Thought Leaders
Why AI Automation Isn’t About Replacing Workers—It’s About Scaling Human Potential

As computers and AI emerged in the 1950s and 1960s, Congress held hearings on the potential impact on jobs. Then there was a presidential commission, which created a multi-volume report on the topic. But as unemployment continued to fall, the concerns did as well.
Fast forward to today – and yes, the fears are back. But they seem much more real, especially as AI systems continue to get more intelligent.
Consider a recent study from researchers at Stanford University. Based on millions of payroll records as of July 2025, young workers between the ages of 22-25 suffered a 13% decline in employment since 2022. A heavy concentration of the jobs affected included software engineers and customer service agents.
Even some leaders of major companies are saying that AI will have a major impact on employment. Here’s what Ford CEO Jim Farley had to say about it in July: “Artificial intelligence is gonna replace literally half of all white-collar workers in the U.S.”
In light of all this, it’s only natural that employees are fearing their job prospects. Yet there needs to be caution with the predictions. I think AI automation is less about displacement, more about amplifying human capability. It’s an opportunity to scale the potential of workers.
AI in the Real World: Transformation, Not Displacement
During a recent interview, OpenAI CEO Sam Altman suggested that the role of customer support will disappear. He noted that AI will eliminate phone trees, handle first-contact resolution, scale at 24/7, just to name a few.
All this is certainly true. But it is a big stretch to predict that there will be wholesale displacement of millions of employees.
Rather, a better way to view the impact is on certain categories of the tasks. For example, routine inquiries like cancellations and account lookups will be best handled by AI at scale. But what if you are calling about a highly complex billing error that impacts different services? Or what if your call is about the death of a loved one?

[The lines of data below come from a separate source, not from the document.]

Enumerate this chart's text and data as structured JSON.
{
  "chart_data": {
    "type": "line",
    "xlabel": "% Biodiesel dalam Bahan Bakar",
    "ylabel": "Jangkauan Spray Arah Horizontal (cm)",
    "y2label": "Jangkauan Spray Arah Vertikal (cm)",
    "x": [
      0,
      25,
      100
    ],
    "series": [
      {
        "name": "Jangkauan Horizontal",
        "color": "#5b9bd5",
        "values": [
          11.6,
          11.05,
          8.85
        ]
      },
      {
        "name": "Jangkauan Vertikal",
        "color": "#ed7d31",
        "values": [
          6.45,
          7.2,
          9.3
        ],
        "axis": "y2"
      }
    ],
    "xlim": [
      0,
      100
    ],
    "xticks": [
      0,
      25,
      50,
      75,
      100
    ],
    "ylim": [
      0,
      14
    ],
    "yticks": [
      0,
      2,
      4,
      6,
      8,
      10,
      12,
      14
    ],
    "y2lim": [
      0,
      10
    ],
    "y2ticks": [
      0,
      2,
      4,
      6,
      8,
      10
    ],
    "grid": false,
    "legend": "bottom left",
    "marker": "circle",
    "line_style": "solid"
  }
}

These situations highlight why organizations should not rely on AI alone. Humans are still uniquely qualified for advanced reasoning and empathy. Customers will demand this.
But human support agents will also benefit from assistive AI, like with suggestions, next-best actions, and auto-summarization. Ultimately, AI is about reshaping the role of an employee.
An interesting use case that supports this is from Klarna, which operates a payments and commerce network for more than 111 million active shoppers. In February 2024, the company announced a partnership with OpenAI to build a chatbot for customer support. Within the first month of implementation, the system handled two-thirds of customer interactions and did the work of about 700 full-time agents.
But the company would eventually realize that this technology had major limitations, especially with accuracy. According to a report from Business Insider, Klarna has since redeployed employees to customer support positions.
The CEO and cofounder of the company, Sebastian Siemiatkowski, tweeted this about the change in strategy: “We just had an epiphany: in a world of AI nothing will be as valuable as humans! Ok you can laugh at us for realizing it so late, but we are going to kick off work to allow Klarna to become the best at offering a human to speak to!!!”
Shifting Roles and Skills
AI-assisted programming tools like GitHub Copilot and Cursor have led to real gains in developer productivity. Based on natural language prompts, they can write, debug, and test code. Agentic AI has also made it possible to carry out complex multi-step processes.
But again, it’s likely an exaggeration to say that this will wipe out jobs for developers. This is especially the case for those who develop and maintain applications in the enterprise, which require reliability, scale, security, and compliance. For example, would a bank launch an app – which impacts customer accounts – without a human review?
Definitely not.
Instead, software engineering will become more about systems design and architecture. It will involve having a holistic understanding of an application’s capabilities and how they interact with other applications.
What this means is that companies will need to redefine roles. We’ll see more demand for categories like AI engineers, customer engineers, and forward-deployed engineers. As for entry-level developers, their focus will be less about grinding through frameworks, and more about applying AI tools to real-world use cases.
Preparing the Workforce
Success in navigating AI transformation requires rethinking the traditional approach to onboarding of employees. Employers need to have their own education, which involves case-based learning that has a focus on customer problems. The education must be ongoing too – not a couple weeks of coding drills.
Forward-looking companies that embrace this transition can actually increase hiring, not reduce it. They will also be in a better position to leverage technologies like agentic AI. The result will be much more impactful results, in terms of productivity, innovation, and employee satisfaction.
Conclusion
Fears of job loss are understandable. The headlines can definitely be scary. Yet the greater story is about the transformation and scaling human potential. The fact is that breakthrough technologies have always shifted what work looks like – and AI is no different. The winners will be the companies and workers who learn to embrace augmentation, invest in reskilling, and lean into AI as a force multiplier.